Die Landesbibliothek geht aber auch nach außen. Da ihre beiden Standorte in einigen Jahren zusammengelegt werden sollen, machte sie letztes Jahr eine partizipative Aktion.
"Wir haben unsere Nutzenden, aber auch ganz viele Leute in der Stadt gefragt: Was brauchst du für eine Bibliothek, um die Welt zu verändern?"

Viele Ältere kommen, um sich weiterzubilden

Im Zeitschriftenlesesaal, am Rande der Riffreporter-Veranstaltung, sitzt eine 69-jährige Frau. Sie kommt sonntags in die Amerika-Gedenk-Bibliothek, um ausländische Zeitungen zu lesen.

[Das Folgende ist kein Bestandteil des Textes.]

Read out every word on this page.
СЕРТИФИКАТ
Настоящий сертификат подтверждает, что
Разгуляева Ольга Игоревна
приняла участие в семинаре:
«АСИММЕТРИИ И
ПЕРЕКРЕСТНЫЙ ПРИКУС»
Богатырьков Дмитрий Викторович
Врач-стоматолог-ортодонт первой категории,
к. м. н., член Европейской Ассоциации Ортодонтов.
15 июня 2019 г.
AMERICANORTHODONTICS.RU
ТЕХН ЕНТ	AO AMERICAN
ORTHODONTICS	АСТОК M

"Manchmal komme ich am Freitag, da gibt’s eine Einführung in einige Digitalangebote. Zum Beispiel dass man Filme streamen kann, Dokumentarfilme auf bestimmten Seiten, über einen Zugang der Bibliothek."
Sie ziehe dieses Angebot den Mediatheken von Fernsehsendern vor, wo Filme nur relativ kurz und Serien nur zum Teil abrufbar seien. Einen eigenen Computer habe sie nicht.
Ihre Sitznachbarin lobt auch den Presseclub für alle: "Sonntags ist ganz gut. Man informiert sich, man kriegt viel mit bei dieser Veranstaltung." Sie sei oft hier, und froh über die Sonntagsöffnung. Auch die 69-Jährige findet das wichtig:
"Die anderen, die Bezirksbibliotheken, sind alle zu, schon am Samstagmittag."
Erleuchtet ist am 07.01.2013 in Berlin die Amerika-Gedenkbibliothek am Blücherplatz. Diese Einrichtung gehört zur Zentral- und Landesbibliothek Berlin.
Die Amerika-Gedenkbibliothek gehört zur Zentral- und Landesbibliothek Berlin.© picture alliance / dpa / Paul Zinken
Neben dem großen Angebot auch an fremdsprachigen Medien locken hier etliche Computer mit Zugang zu allen digitalen Angeboten. So manche Leute schätzen aber auch einfach nur den kostenlosen Internetzugang, zum Beispiel eine 60-jährige ehemalige Lehrerin aus Peru. Mehrmals pro Woche komme sie her, um im Internet Nachrichten zu lesen und sich weiterzubilden, sagt sie.
"Ich aktualisiere mich: Was passiert in Deutschland, in anderen Ländern? Es ist sehr wichtig für mich."
Einen eigenen Computer habe sie nicht mehr, aus Geldmangel. Wenn etwas am Bibliothekscomputer sie überfordert, frage sie an einem Nachbartisch um Hilfe.
"Am meisten haben mir Studenten geholfen. Vielleicht brauch ich etwas Hilfe und dann frage ich. Funktioniert sehr schön."